Qui, non ci sono canzoni finemente dettagliate sulla falsariga di “Depreston” e nessuna chitarra confusa come in “Small Poppies”. In questo nuovo album il cantautorato della Barnett è diventato più economico, con testi meno narrativi e più incisivi, ed è accompagnato da soggetti pesanti, confessioni più personali e quella vaga sensazione che le melodie allegre della Barnett esistano unicamente per impedirle di essere schiacciata dal peso dell’universo che sente dentro.

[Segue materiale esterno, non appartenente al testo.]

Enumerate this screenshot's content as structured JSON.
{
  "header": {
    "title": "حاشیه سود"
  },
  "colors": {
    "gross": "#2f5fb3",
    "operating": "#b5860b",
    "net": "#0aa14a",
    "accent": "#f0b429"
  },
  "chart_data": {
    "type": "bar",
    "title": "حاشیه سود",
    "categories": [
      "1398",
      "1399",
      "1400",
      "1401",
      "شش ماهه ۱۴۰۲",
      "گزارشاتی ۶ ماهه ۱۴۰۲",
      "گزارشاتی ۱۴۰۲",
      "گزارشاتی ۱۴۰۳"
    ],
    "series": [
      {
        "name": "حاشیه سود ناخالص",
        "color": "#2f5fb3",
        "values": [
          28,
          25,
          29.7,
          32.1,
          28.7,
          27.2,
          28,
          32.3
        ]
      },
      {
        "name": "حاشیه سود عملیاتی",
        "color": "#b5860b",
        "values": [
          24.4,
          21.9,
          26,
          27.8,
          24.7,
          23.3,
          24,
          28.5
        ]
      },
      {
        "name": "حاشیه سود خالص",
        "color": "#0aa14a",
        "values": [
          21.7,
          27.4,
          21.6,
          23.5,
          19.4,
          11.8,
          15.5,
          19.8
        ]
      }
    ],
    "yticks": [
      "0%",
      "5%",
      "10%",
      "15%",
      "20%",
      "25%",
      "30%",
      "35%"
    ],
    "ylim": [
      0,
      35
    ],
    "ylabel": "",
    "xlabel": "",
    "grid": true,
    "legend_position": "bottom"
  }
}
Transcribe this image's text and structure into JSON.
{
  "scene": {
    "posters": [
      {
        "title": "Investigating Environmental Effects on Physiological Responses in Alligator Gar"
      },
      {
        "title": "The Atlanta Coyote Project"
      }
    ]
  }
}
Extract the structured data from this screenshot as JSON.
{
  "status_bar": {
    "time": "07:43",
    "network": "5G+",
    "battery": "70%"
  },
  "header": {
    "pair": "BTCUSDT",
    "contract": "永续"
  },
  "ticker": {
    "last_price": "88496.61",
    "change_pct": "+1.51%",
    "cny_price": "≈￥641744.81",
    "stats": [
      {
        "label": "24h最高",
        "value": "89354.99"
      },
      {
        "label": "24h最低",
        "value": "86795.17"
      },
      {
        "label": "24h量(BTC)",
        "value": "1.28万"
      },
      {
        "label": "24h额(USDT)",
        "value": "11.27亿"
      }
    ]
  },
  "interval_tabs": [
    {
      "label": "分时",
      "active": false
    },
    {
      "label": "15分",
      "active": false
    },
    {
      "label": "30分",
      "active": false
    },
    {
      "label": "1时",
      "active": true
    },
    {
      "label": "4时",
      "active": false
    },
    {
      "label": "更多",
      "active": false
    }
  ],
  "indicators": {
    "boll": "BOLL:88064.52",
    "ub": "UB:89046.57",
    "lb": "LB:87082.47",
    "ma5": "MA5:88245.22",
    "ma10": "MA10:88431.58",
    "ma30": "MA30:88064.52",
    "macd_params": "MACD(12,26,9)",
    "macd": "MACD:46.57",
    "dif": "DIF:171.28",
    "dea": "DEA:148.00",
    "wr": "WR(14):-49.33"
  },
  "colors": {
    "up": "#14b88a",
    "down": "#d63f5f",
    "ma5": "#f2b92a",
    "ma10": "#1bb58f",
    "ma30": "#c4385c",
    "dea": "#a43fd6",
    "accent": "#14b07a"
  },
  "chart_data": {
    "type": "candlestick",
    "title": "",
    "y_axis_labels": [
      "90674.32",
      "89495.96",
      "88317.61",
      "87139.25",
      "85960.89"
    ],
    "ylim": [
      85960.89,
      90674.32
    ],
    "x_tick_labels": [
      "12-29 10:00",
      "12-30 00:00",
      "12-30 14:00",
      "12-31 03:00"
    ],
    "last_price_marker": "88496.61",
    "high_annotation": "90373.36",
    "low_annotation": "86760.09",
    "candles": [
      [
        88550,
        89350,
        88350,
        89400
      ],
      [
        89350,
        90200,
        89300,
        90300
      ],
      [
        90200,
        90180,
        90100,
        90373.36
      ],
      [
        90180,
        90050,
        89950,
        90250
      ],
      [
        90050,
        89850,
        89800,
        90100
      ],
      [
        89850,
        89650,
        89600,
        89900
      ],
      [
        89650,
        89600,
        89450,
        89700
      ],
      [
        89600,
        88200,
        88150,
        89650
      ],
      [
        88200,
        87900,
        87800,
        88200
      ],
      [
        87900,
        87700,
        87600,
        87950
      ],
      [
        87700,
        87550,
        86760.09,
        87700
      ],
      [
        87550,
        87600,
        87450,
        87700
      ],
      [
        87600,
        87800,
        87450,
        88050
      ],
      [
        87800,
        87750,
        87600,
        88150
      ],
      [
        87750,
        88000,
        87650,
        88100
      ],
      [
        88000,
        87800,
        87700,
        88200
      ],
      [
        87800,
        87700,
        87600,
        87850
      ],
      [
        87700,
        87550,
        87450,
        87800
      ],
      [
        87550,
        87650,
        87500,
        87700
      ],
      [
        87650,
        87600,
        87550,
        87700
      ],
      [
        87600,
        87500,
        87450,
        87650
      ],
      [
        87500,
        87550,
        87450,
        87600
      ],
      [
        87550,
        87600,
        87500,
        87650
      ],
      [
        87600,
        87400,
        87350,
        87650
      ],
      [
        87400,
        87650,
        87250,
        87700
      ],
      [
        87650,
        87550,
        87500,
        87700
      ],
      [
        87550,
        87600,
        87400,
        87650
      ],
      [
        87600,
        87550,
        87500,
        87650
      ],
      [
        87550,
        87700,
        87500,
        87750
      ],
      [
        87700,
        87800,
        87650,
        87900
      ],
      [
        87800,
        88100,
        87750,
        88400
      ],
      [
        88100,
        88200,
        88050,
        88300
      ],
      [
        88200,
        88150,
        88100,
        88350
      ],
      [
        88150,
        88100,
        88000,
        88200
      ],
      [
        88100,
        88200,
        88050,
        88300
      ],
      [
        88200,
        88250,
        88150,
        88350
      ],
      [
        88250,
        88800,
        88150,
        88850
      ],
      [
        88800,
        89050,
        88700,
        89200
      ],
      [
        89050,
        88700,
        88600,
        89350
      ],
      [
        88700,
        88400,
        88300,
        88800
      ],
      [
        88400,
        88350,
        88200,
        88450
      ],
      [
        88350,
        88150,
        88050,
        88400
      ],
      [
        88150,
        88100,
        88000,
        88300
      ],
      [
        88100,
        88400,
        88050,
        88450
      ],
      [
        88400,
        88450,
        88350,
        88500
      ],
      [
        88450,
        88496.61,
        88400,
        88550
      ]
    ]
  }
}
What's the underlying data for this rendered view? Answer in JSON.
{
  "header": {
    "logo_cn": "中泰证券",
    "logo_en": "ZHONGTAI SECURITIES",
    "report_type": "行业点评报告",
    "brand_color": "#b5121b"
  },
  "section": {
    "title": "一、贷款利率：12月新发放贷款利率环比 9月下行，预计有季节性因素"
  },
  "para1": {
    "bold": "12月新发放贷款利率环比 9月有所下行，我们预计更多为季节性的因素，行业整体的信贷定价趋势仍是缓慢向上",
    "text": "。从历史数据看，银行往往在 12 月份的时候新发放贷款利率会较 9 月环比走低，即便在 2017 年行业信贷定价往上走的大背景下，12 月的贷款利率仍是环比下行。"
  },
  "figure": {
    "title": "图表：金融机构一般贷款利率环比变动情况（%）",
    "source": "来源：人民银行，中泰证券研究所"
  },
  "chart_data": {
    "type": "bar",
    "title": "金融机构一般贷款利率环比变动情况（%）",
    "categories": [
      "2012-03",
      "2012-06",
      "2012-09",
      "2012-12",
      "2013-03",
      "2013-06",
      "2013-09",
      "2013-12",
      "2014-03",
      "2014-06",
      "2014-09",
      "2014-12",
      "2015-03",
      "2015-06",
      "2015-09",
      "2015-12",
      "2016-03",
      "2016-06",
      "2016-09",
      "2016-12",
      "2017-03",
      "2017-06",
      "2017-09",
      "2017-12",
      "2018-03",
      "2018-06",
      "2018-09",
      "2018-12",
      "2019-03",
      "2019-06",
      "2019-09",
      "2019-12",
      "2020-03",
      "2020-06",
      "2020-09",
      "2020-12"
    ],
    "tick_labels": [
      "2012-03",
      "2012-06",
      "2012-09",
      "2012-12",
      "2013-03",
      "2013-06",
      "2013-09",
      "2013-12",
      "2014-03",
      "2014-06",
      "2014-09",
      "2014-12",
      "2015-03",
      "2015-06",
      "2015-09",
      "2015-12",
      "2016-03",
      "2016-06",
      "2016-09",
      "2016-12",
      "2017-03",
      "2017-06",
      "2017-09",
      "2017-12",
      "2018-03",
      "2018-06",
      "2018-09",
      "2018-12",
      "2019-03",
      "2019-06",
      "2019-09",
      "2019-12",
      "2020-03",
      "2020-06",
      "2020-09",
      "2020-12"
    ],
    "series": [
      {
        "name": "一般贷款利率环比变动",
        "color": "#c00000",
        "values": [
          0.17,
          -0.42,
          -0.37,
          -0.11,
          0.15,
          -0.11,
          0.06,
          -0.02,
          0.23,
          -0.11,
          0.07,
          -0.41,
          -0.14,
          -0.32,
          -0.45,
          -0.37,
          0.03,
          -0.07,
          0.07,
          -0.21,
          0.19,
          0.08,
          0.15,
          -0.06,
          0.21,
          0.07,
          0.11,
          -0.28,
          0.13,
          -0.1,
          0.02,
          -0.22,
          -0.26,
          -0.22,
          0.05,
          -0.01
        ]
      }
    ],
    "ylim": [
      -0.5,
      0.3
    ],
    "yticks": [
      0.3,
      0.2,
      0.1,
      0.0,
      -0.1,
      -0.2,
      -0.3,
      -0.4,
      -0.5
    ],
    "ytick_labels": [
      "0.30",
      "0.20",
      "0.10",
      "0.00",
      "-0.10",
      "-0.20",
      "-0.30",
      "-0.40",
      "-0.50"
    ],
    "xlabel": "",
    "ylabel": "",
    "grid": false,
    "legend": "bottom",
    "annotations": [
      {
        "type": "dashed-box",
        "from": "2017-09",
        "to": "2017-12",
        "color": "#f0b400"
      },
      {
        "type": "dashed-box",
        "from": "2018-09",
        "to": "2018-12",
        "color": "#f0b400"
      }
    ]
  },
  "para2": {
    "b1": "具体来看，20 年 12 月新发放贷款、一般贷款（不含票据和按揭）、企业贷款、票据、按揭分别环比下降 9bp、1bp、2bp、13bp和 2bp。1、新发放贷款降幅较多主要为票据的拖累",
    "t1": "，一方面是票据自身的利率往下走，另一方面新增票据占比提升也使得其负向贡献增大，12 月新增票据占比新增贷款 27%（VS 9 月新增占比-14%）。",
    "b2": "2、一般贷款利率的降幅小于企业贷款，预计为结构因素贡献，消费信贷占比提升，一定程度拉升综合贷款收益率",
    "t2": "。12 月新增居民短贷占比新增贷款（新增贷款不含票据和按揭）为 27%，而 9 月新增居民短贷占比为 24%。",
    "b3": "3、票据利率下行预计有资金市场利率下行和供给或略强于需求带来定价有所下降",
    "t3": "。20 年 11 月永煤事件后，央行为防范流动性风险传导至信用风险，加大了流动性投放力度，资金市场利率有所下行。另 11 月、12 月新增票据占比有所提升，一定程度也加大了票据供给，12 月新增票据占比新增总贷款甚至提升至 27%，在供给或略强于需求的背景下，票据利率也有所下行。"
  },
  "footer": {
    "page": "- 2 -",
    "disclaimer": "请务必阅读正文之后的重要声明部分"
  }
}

Nameless, Faceless – che insieme a Need A Little Time costituisce il centro nevralgico dell’album – è un brano estremamente forte, scava nelle paure più profonde attingendo a una melodia dolce e intima: “Women are scared that men will kill them… men are scared that women will laugh at them”, dove la Barnett non si rivolge solo agli uomini quando dice “deve sentirsi solo, essere arrabbiato, sentirsi sottovalutato”, ma ancor di più si rivolge a se stessa: “Sembri avere il peso del mondo sulle tue spalle ossute”. Evocando Kurt Cobain, uno dei suoi eroi, in I’m Not Your Mother, I’m Not Your Bitch, la Barnett si butta in un breve e conflittuale punk thrash in cui grida e biascica iraconda “put up or shut up, it’s all the same“.
Sul riff di apertura di Hopefulessness e City Looks Pretty, la sua chitarra risplende conquistando una grazia trionfante, simile a quella delle melodie di Stephen Malkmus. Il primo pezzo è chiaramente il frutto dell’ anno passato con Kurt Vile, uno dei pochi artisti che ha la fama di farti desiderare che una canzone da otto minuti duri dodici, mentre Barnett si spinge fino a cinque, raggiungendo un risultando davvero interessante. City Looks Pretty è più un resoconto semplicistico dell’ attuale stato d’animo, abbellito dalla sua innata abilità di accoppiare i testi alle melodie power pop, in modo che diventino gioiosamente contagiose.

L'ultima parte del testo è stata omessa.